To Will Richardson, the word “reform” is inadequate in describing what needs to happen in education. “Transformation” is more accurate, and for years, he’s been actively proselytizing the need for a complete restructuring of the public education system. Richardson is now galvanizing his educator peers to send a loud — and just as importantly, clear — message to parents about “the new faces of learning and change in schools.”
His challenge to his peers: “Can we leverage the networks that we currently have to bring 10,000 (or more) parents together across the country next fall to hold a real conversation about education and change?”
I spoke to Richardson, the author of Blogs, Wikis, Podcasts, and Other Powerful Web Tools for Classrooms about his views as an educator, about information control: adults (teachers and parents) figuring out their changing roles in children’s lives, and what it will take to move the needle. (Part of the conversation is in last week’s post “The Control Shift: A Grassroots Education Revolution Takes Shape.”)
Q. Being an educator yourself and spending so much time with educators, what do you think their perception is of this issue of control?
I talk about this a lot, and I help at least start conversations around why things are changing. The biggest shift that educators have to make is away from content expertise, and it’s a tough one for people to make. At the end of the day, we have to examine what we’re doing in terms of content in the classroom. It should be more about learning, helping kids get content on their own.

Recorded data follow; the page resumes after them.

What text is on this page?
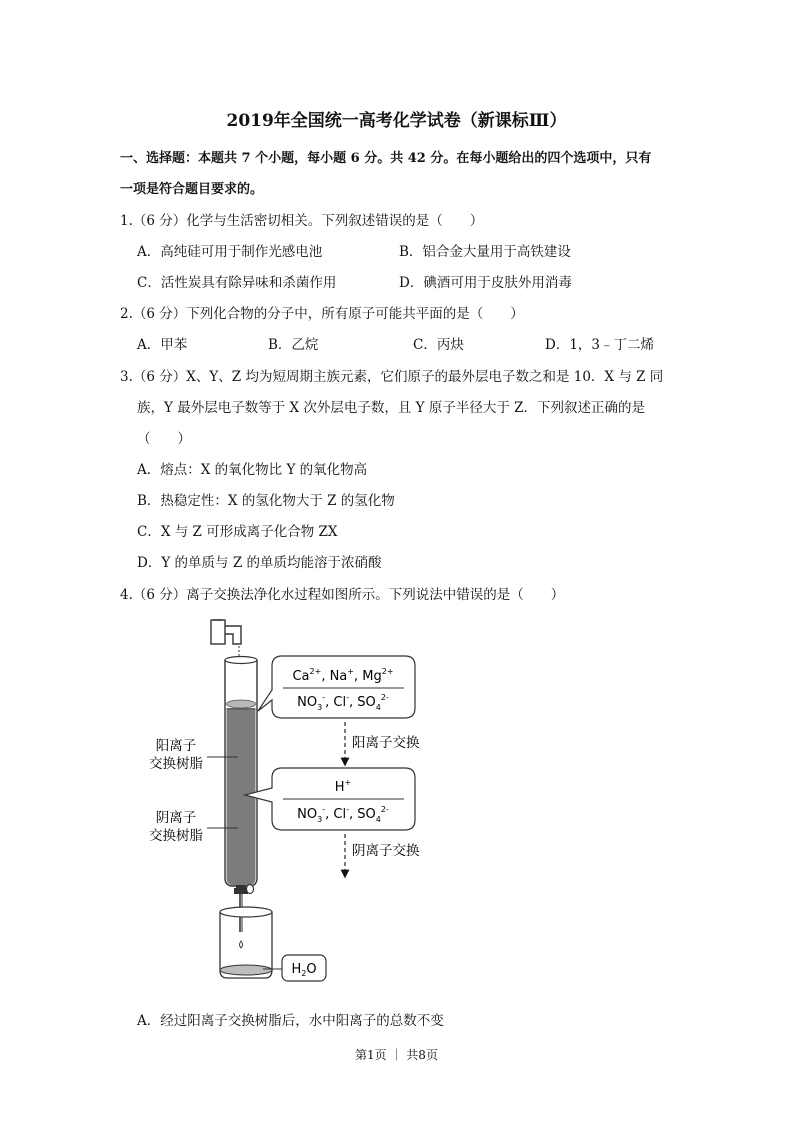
2019年全国统一高考化学试卷（新课标Ⅲ）
一、选择题：本题共 7 个小题，每小题 6 分。共 42 分。在每小题给出的四个选项中，只有
一项是符合题目要求的。
1.（6 分）化学与生活密切相关。下列叙述错误的是（　　）
A．高纯硅可用于制作光感电池	B．铝合金大量用于高铁建设
C．活性炭具有除异味和杀菌作用	D．碘酒可用于皮肤外用消毒
2.（6 分）下列化合物的分子中，所有原子可能共平面的是（　　）
A．甲苯	B．乙烷	C．丙炔	D．1，3﹣丁二烯
3.（6 分）X、Y、Z 均为短周期主族元素，它们原子的最外层电子数之和是 10．X 与 Z 同
族，Y 最外层电子数等于 X 次外层电子数，且 Y 原子半径大于 Z．下列叙述正确的是
（　　）
A．熔点：X 的氧化物比 Y 的氧化物高
B．热稳定性：X 的氢化物大于 Z 的氢化物
C．X 与 Z 可形成离子化合物 ZX
D．Y 的单质与 Z 的单质均能溶于浓硝酸
4.（6 分）离子交换法净化水过程如图所示。下列说法中错误的是（　　）
阳离子
交换树脂
阴离子
交换树脂
$Ca^{2+}$, Na+, $Mg^{2+}$
$NO_3^-$, Cl-, $SO_4^{2-}$
阳离子交换
H+
$NO_3^-$, Cl-, $SO_4^{2-}$
阴离子交换
$H_2O$
A．经过阳离子交换树脂后，水中阳离子的总数不变
第1页 ｜ 共8页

The control piece is really big because, if it’s acknowledged, it really leaves teachers and educators with this empty hole. “Well, if we’re not doing that, then what are we doing?” That’s where the conversation needs to be. And that’s not where a lot of people want to go. It’s a hard conversation to have. It’s very difficult for people to see themselves in a decidedly different role in the classroom.

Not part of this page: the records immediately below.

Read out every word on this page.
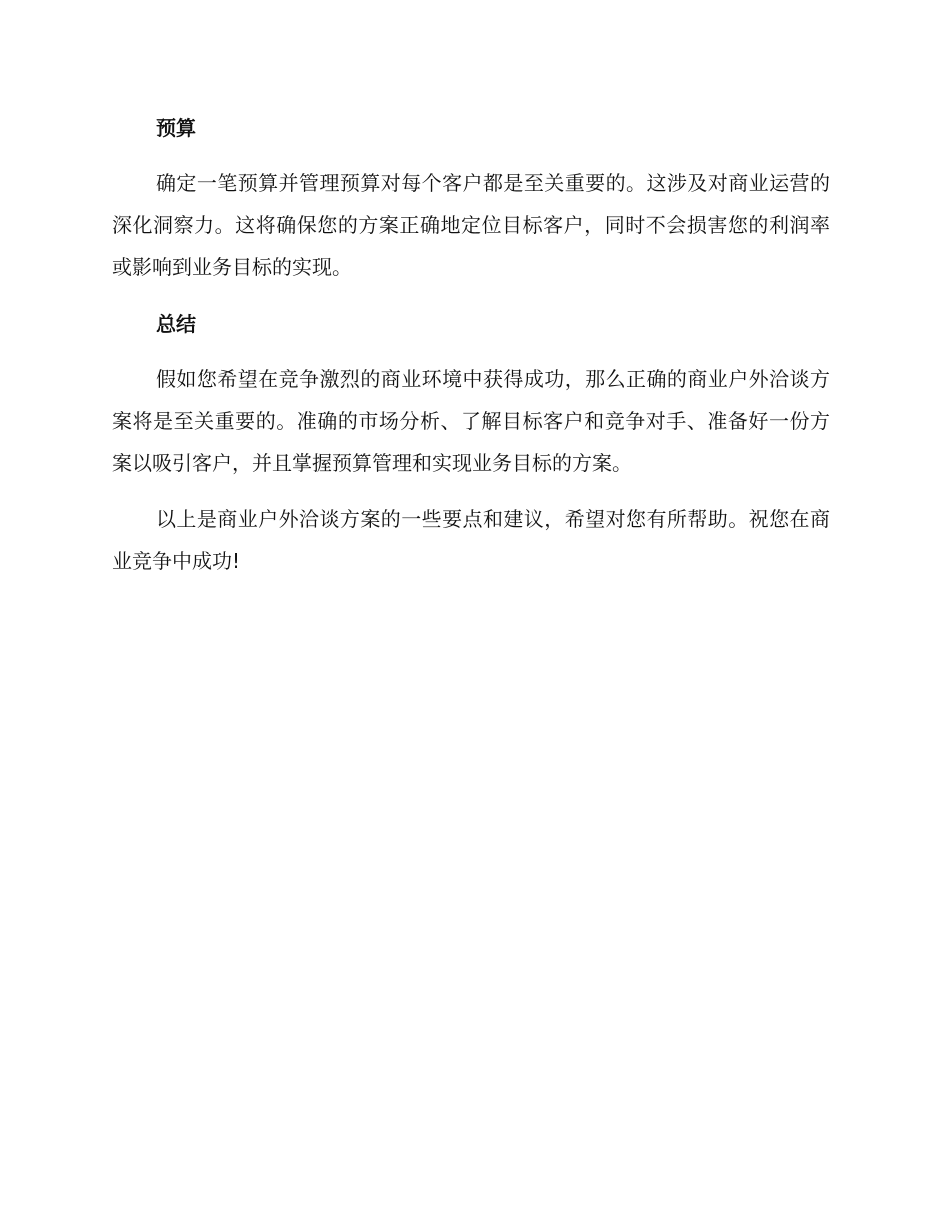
预算

确定一笔预算并管理预算对每个客户都是至关重要的。这涉及对商业运营的深化洞察力。这将确保您的方案正确地定位目标客户，同时不会损害您的利润率或影响到业务目标的实现。

总结

假如您希望在竞争激烈的商业环境中获得成功，那么正确的商业户外洽谈方案将是至关重要的。准确的市场分析、了解目标客户和竞争对手、准备好一份方案以吸引客户，并且掌握预算管理和实现业务目标的方案。

以上是商业户外洽谈方案的一些要点和建议，希望对您有所帮助。祝您在商业竞争中成功!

But the interesting thing is that all of them will acknowledge that it’s happening. I don’t think there’s anyone fighting really hard for the idea that schools should be the places where we’re the ones who should mete out content, or that because content online is unfiltered and unedited, you can’t trust it. But it’s hard to take that next step, and say, “Okay, so we really do have to change the whole concept of what we do at school, and away from content delivery to learning, and we really do have to change our roles as teachers to co-learners and supporters and mentors?”

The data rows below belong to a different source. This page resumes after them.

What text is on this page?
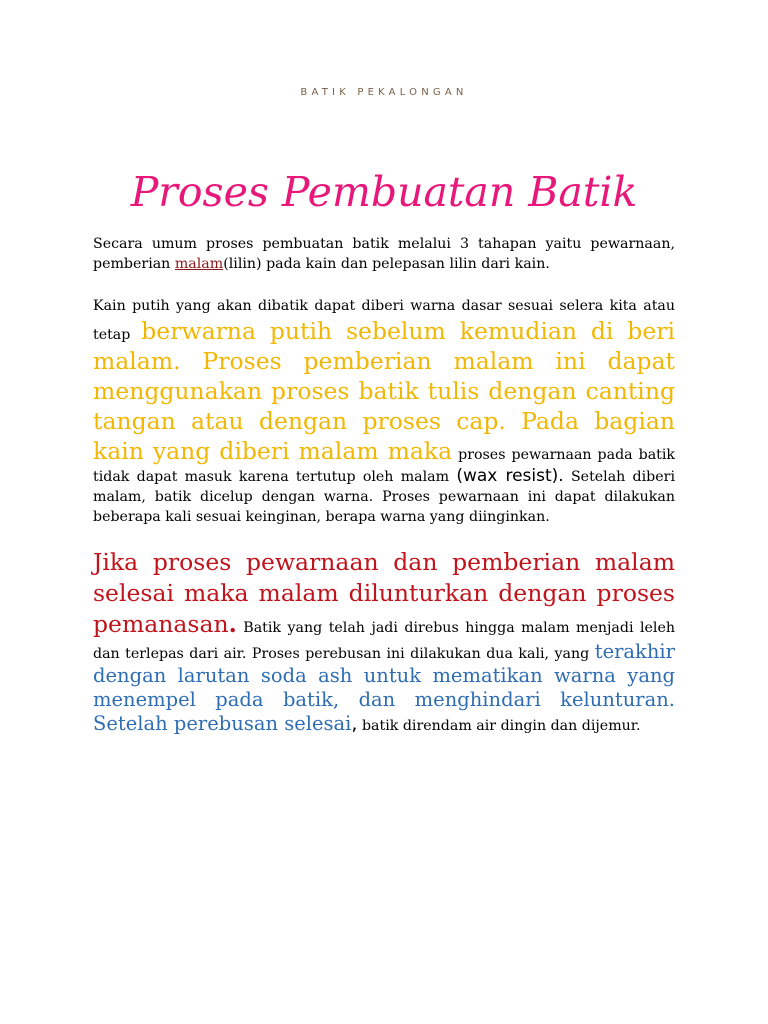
BATIK PEKALONGAN
Proses Pembuatan Batik

Secara umum proses pembuatan batik melalui 3 tahapan yaitu pewarnaan, pemberian malam(lilin) pada kain dan pelepasan lilin dari kain.

Kain putih yang akan dibatik dapat diberi warna dasar sesuai selera kita atau tetap berwarna putih sebelum kemudian di beri malam. Proses pemberian malam ini dapat menggunakan proses batik tulis dengan canting tangan atau dengan proses cap. Pada bagian kain yang diberi malam maka proses pewarnaan pada batik tidak dapat masuk karena tertutup oleh malam (wax resist). Setelah diberi malam, batik dicelup dengan warna. Proses pewarnaan ini dapat dilakukan beberapa kali sesuai keinginan, berapa warna yang diinginkan.

Jika proses pewarnaan dan pemberian malam selesai maka malam dilunturkan dengan proses pemanasan. Batik yang telah jadi direbus hingga malam menjadi leleh dan terlepas dari air. Proses perebusan ini dilakukan dua kali, yang terakhir dengan larutan soda ash untuk mematikan warna yang menempel pada batik, dan menghindari kelunturan. Setelah perebusan selesai, batik direndam air dingin dan dijemur.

And the parent part interests me too.
I don’t think parents really have a clue, in general. I think parents understand that schools need to do something different – but “different” doesn’t equate to anything really different at the end of the day because they want their kids to pass tests, get to college, do all the things that we define as traditionally successful. It’s less on the minds of parents in terms of real change in schools.
[Parents say]: “There are places that are experimenting on that stuff, but don’t experiment on my kid. I want those grades. I want those scores, that diploma.”